One study in the Journal of Psychopharmacology found that people under the influence of cocaine tended to report preferring the drug over food. Yet while in a sober state, these same individuals reported preferring food over drugs.9 These aren’t cravings people can simply get over or ignore without help.
Cocaine addiction produces very powerful urges that can easily drive a person to use again and again—regardless of cocaine’s many destructive consequences.

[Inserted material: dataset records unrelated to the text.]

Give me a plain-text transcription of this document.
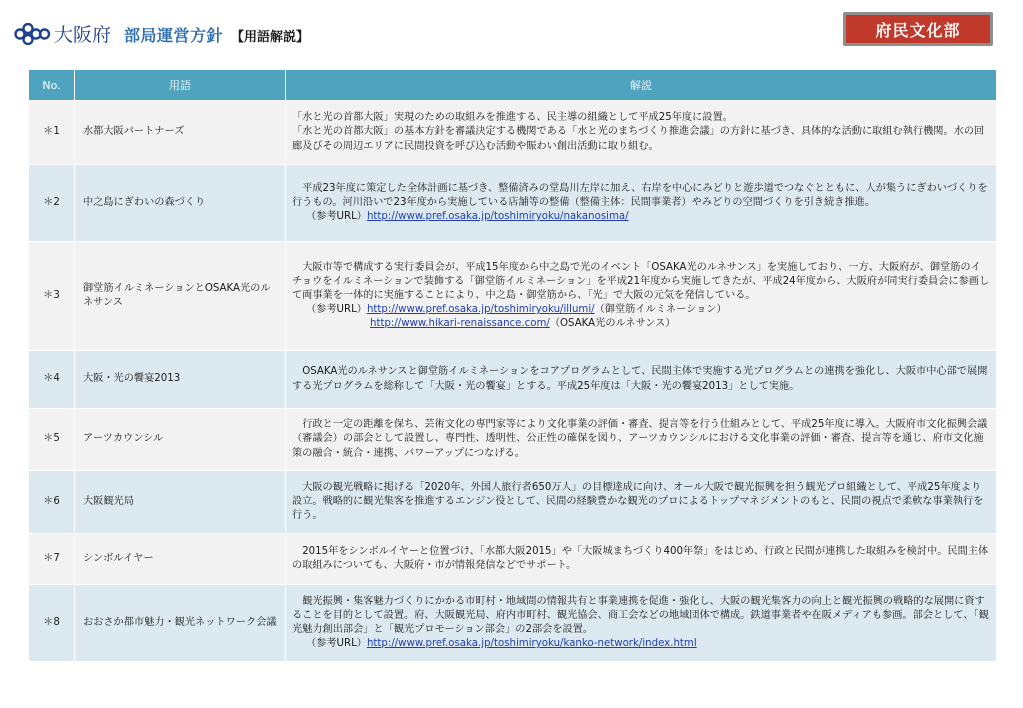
大阪府 部局運営方針 【用語解説】	府民文化部
No.	用語	解説
＊1	水都大阪パートナーズ	「水と光の首都大阪」実現のための取組みを推進する、民主導の組織として平成25年度に設置。
「水と光の首都大阪」の基本方針を審議決定する機関である「水と光のまちづくり推進会議」の方針に基づき、具体的な活動に取組む執行機関。水の回廊及びその周辺エリアに民間投資を呼び込む活動や賑わい創出活動に取り組む。

＊2	中之島にぎわいの森づくり	平成23年度に策定した全体計画に基づき、整備済みの堂島川左岸に加え、右岸を中心にみどりと遊歩道でつなぐとともに、人が集うにぎわいづくりを行うもの。河川沿いで23年度から実施している店舗等の整備（整備主体：民間事業者）やみどりの空間づくりを引き続き推進。
（参考URL）http://www.pref.osaka.jp/toshimiryoku/nakanosima/

＊3	御堂筋イルミネーションとOSAKA光のルネサンス	大阪市等で構成する実行委員会が、平成15年度から中之島で光のイベント「OSAKA光のルネサンス」を実施しており、一方、大阪府が、御堂筋のイチョウをイルミネーションで装飾する「御堂筋イルミネーション」を平成21年度から実施してきたが、平成24年度から、大阪府が同実行委員会に参画して両事業を一体的に実施することにより、中之島・御堂筋から、「光」で大阪の元気を発信している。
（参考URL）http://www.pref.osaka.jp/toshimiryoku/illumi/（御堂筋イルミネーション）
http://www.hikari-renaissance.com/（OSAKA光のルネサンス）

＊4	大阪・光の饗宴2013	OSAKA光のルネサンスと御堂筋イルミネーションをコアプログラムとして、民間主体で実施する光プログラムとの連携を強化し、大阪市中心部で展開する光プログラムを総称して「大阪・光の饗宴」とする。平成25年度は「大阪・光の饗宴2013」として実施。

＊5	アーツカウンシル	行政と一定の距離を保ち、芸術文化の専門家等により文化事業の評価・審査、提言等を行う仕組みとして、平成25年度に導入。大阪府市文化振興会議（審議会）の部会として設置し、専門性、透明性、公正性の確保を図り、アーツカウンシルにおける文化事業の評価・審査、提言等を通じ、府市文化施策の融合・統合・連携、パワーアップにつなげる。

＊6	大阪観光局	大阪の観光戦略に掲げる「2020年、外国人旅行者650万人」の目標達成に向け、オール大阪で観光振興を担う観光プロ組織として、平成25年度より設立。戦略的に観光集客を推進するエンジン役として、民間の経験豊かな観光のプロによるトップマネジメントのもと、民間の視点で柔軟な事業執行を行う。

＊7	シンボルイヤー	2015年をシンボルイヤーと位置づけ、「水都大阪2015」や「大阪城まちづくり400年祭」をはじめ、行政と民間が連携した取組みを検討中。民間主体の取組みについても、大阪府・市が情報発信などでサポート。

＊8	おおさか都市魅力・観光ネットワーク会議	観光振興・集客魅力づくりにかかる市町村・地域間の情報共有と事業連携を促進・強化し、大阪の観光集客力の向上と観光振興の戦略的な展開に資することを目的として設置。府、大阪観光局、府内市町村、観光協会、商工会などの地域団体で構成。鉄道事業者や在阪メディアも参画。部会として、「観光魅力創出部会」と「観光プロモーション部会」の2部会を設置。
（参考URL）http://www.pref.osaka.jp/toshimiryoku/kanko-network/index.html
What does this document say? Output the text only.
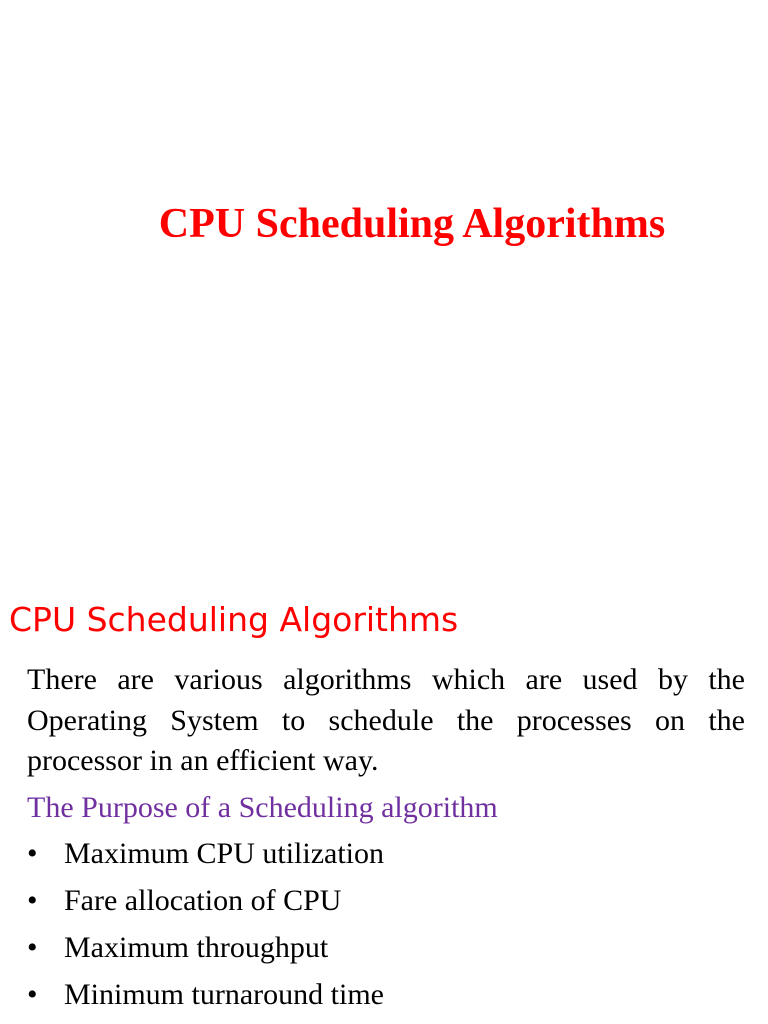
CPU Scheduling Algorithms
CPU Scheduling Algorithms

There are various algorithms which are used by the
Operating System to schedule the processes on the
processor in an efficient way.

The Purpose of a Scheduling algorithm

• Maximum CPU utilization
• Fare allocation of CPU
• Maximum throughput
• Minimum turnaround time
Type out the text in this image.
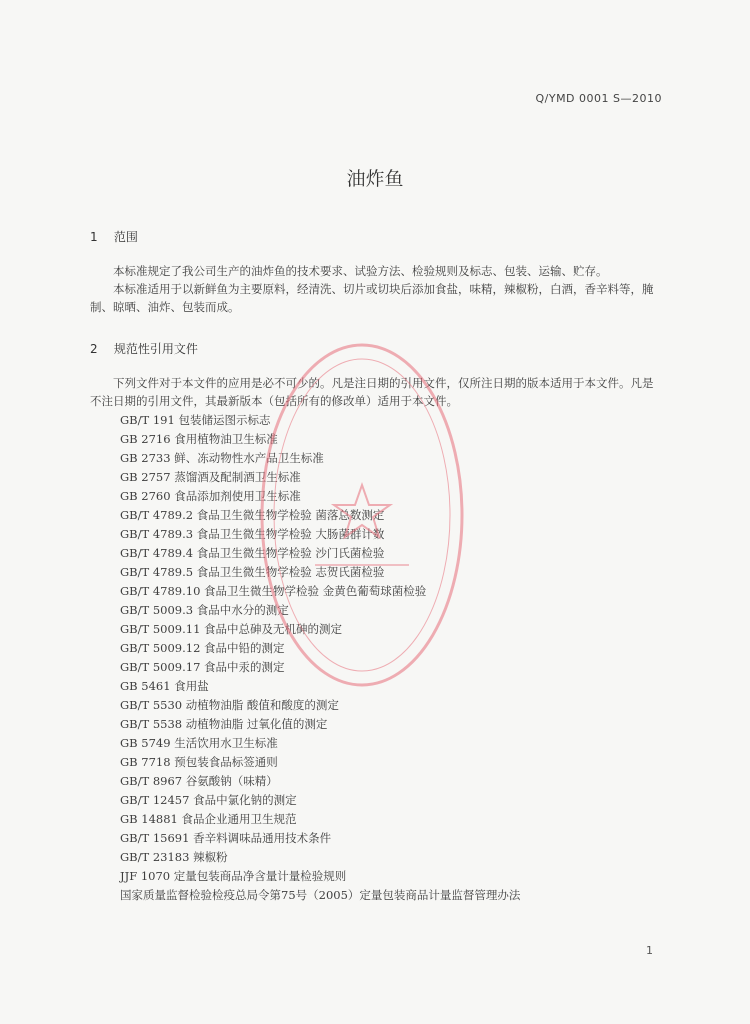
Q/YMD 0001 S—2010
油炸鱼
1 范围

本标准规定了我公司生产的油炸鱼的技术要求、试验方法、检验规则及标志、包装、运输、贮存。

本标准适用于以新鲜鱼为主要原料，经清洗、切片或切块后添加食盐，味精，辣椒粉，白酒，香辛料等，腌制、晾晒、油炸、包装而成。

2 规范性引用文件

下列文件对于本文件的应用是必不可少的。凡是注日期的引用文件，仅所注日期的版本适用于本文件。凡是不注日期的引用文件，其最新版本（包括所有的修改单）适用于本文件。

GB/T 191 包装储运图示标志
GB 2716 食用植物油卫生标准
GB 2733 鲜、冻动物性水产品卫生标准
GB 2757 蒸馏酒及配制酒卫生标准
GB 2760 食品添加剂使用卫生标准
GB/T 4789.2 食品卫生微生物学检验 菌落总数测定
GB/T 4789.3 食品卫生微生物学检验 大肠菌群计数
GB/T 4789.4 食品卫生微生物学检验 沙门氏菌检验
GB/T 4789.5 食品卫生微生物学检验 志贺氏菌检验
GB/T 4789.10 食品卫生微生物学检验 金黄色葡萄球菌检验
GB/T 5009.3 食品中水分的测定
GB/T 5009.11 食品中总砷及无机砷的测定
GB/T 5009.12 食品中铅的测定
GB/T 5009.17 食品中汞的测定
GB 5461 食用盐
GB/T 5530 动植物油脂 酸值和酸度的测定
GB/T 5538 动植物油脂 过氧化值的测定
GB 5749 生活饮用水卫生标准
GB 7718 预包装食品标签通则
GB/T 8967 谷氨酸钠（味精）
GB/T 12457 食品中氯化钠的测定
GB 14881 食品企业通用卫生规范
GB/T 15691 香辛料调味品通用技术条件
GB/T 23183 辣椒粉
JJF 1070 定量包装商品净含量计量检验规则
国家质量监督检验检疫总局令第75号（2005）定量包装商品计量监督管理办法
1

- United Nations Office on Drugs and Crime. (2015). World Drug Report 2015.
- Schneider, K. E., Krawczyk, N., Xuan, Z., Johnson, R. M. (2018). Past 15-year trends in lifetime cocaine use among US high school students. Drug Alcohol Depend, 183, 69–72.
- Mayo Clinic. (2017). Drug addiction (substance use disorder).
- National Institute on Drug Abuse. (2016). Cocaine: What are the short-term effects of cocaine use?
- Zickler, P. (2004). NIDA Notes: Cocaine May Compromise Immune System, Increase Risk of Infection.
- Williamson, S., Gossop, M., Powis, B., Griffiths, P., Fountain, J., Strang, J. (1997). Adverse effects of stimulant drugs in a community sample of drug users. Drug Alcohol Depend, 44(2-3), 87-94.
- Dackis, C.A., O’Brien, C.P. (2001). Cocaine dependence: a disease of the brain’s reward centers. J Subst Abuse Treat, 21(3), 111-117.
- Goeders, N.E. (2002). Stress and cocaine addiction. J Pharmacol Exp Ther, 301(3), 785-789.
- Magalhaes, A.C. (2005). Functional magnetic resonance and spectroscopy in drug and substance abuse. Top Magn Reson Imaging, 16(3), 247-251.
- Goldstein, R. Z., Woicik, P. A., Moeller, S. J., Telang, F., Jayne, M., Wong, C., Wang, G.J., et al. (2010). Liking and wanting of drug and non-drug rewards in active cocaine users: the STRAP-R questionnaire. J Psychopharmacol, 24(2), 257-266.